Determine if the function shows a linear relationship or an absolute value relationship. Then evaluate the function for the indicated value of x.
a. f(x) = |x – 3| – 2; x = –5
b. g(x) = 1.5x; x = 0.2
c. p(x) = |7 – 2x|; x = –3

Answer 1

I think it’s b:g(x)=1.5x; x=0.2

Answer 2

(a) Absolute value relationship, f(-5)=6

(b) Linear relationship, g(0.2)=0.3

(c) Absolute value relationship, p(-3)=13

Explanation:

A modulas function always represents an absolute value relationship.

A polynomial function with degree 1 is always represents a linear function.

(a)

The given function is

`f(x)=|x-3|-2`

It is a modulas function, so it represents an absolute value relationship.

Substitute x=-5 in the given function.

`f(-5)=|-5-3|-2\Rightarrow 8-2=6`

Therefore the value of function at x=-5 is 6.

(b)

The given function is

`g(x)=1.5x`

It is a linear function, so it represents a linear relationship.

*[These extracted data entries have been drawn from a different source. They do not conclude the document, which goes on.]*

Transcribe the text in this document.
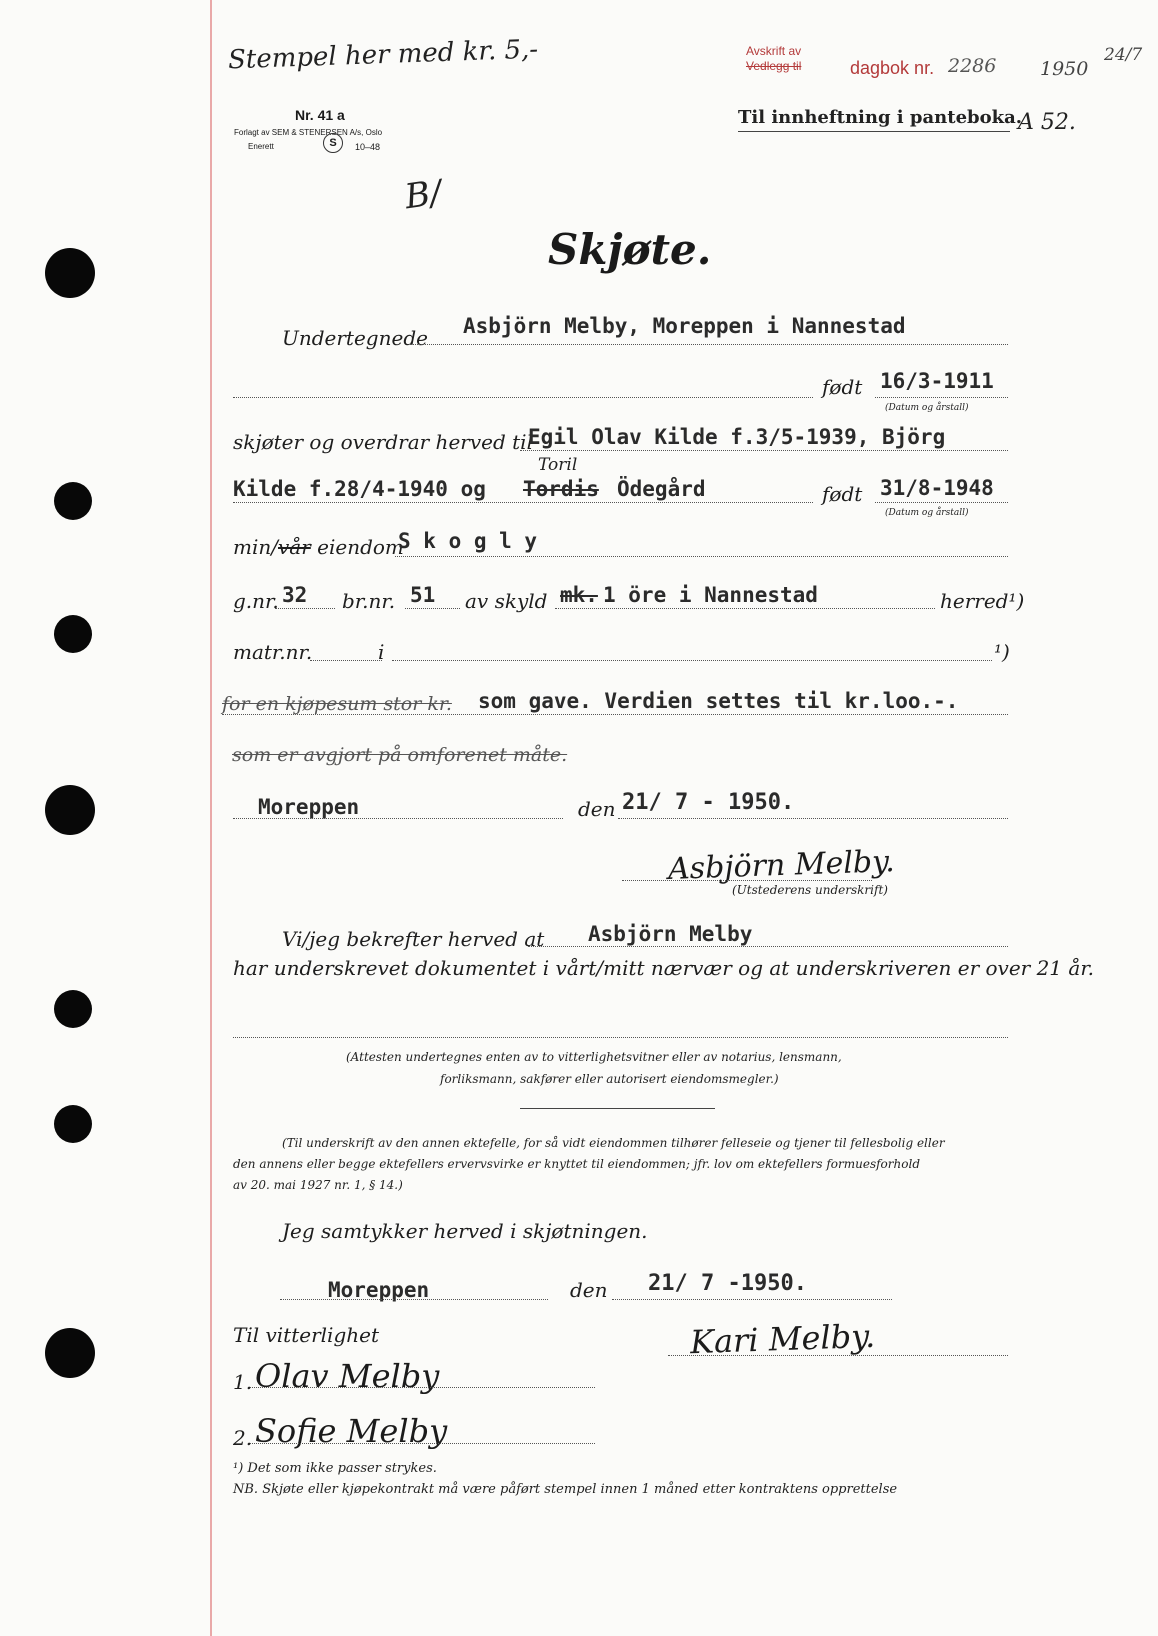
Stempel her med kr. 5,-
Nr. 41 a
Forlagt av SEM & STENERSEN A/s, Oslo
Enerett	S	10–48
Avskrift av
Vedlegg til	dagbok nr. 2286 1950
24/7
Til innheftning i panteboka.
A 52.
B/
Skjøte.
Undertegnede Asbjörn Melby, Moreppen i Nannestad
født 16/3-1911
(Datum og årstall)
skjøter og overdrar herved til
Egil Olav Kilde f.3/5-1939, Björg
Toril
Kilde f.28/4-1940 og Tordis Ödegård	født 31/8-1948
(Datum og årstall)
min/vår eiendom
S k o g l y
g.nr. 32 br.nr. 51 av skyld mk. 1 öre i Nannestad	herred¹)
matr.nr.	i	¹)
for en kjøpesum stor kr. som gave. Verdien settes til kr.loo.-.
som er avgjort på omforenet måte.
Moreppen	den 21/ 7 - 1950.
Asbjörn Melby.
(Utstederens underskrift)
Vi/jeg bekrefter herved at Asbjörn Melby
har underskrevet dokumentet i vårt/mitt nærvær og at underskriveren er over 21 år.
(Attesten undertegnes enten av to vitterlighetsvitner eller av notarius, lensmann,
forliksmann, sakfører eller autorisert eiendomsmegler.)
(Til underskrift av den annen ektefelle, for så vidt eiendommen tilhører felleseie og tjener til fellesbolig eller
den annens eller begge ektefellers ervervsvirke er knyttet til eiendommen; jfr. lov om ektefellers formuesforhold
av 20. mai 1927 nr. 1, § 14.)
Jeg samtykker herved i skjøtningen.
Moreppen	den 21/ 7 -1950.
Til vitterlighet	Kari Melby.
1. Olav Melby
2. Sofie Melby
¹) Det som ikke passer strykes.
NB. Skjøte eller kjøpekontrakt må være påført stempel innen 1 måned etter kontraktens opprettelse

Substitute x=0.2 in the given function.

`g(0.2)=1.5(0.2)=0.3`

Therefore the value of function at x=0.2 is 0.3.

(c)

The given function is

`p(x)=|7-2x|`

It is a modulas function, so it represents an absolute value relationship.

Substitute x=-3 in the given function.

`p(-3)=|7-2(-3)|\Rightarrow |7+6|=13`

Therefore the value of function at x=-3 is 13.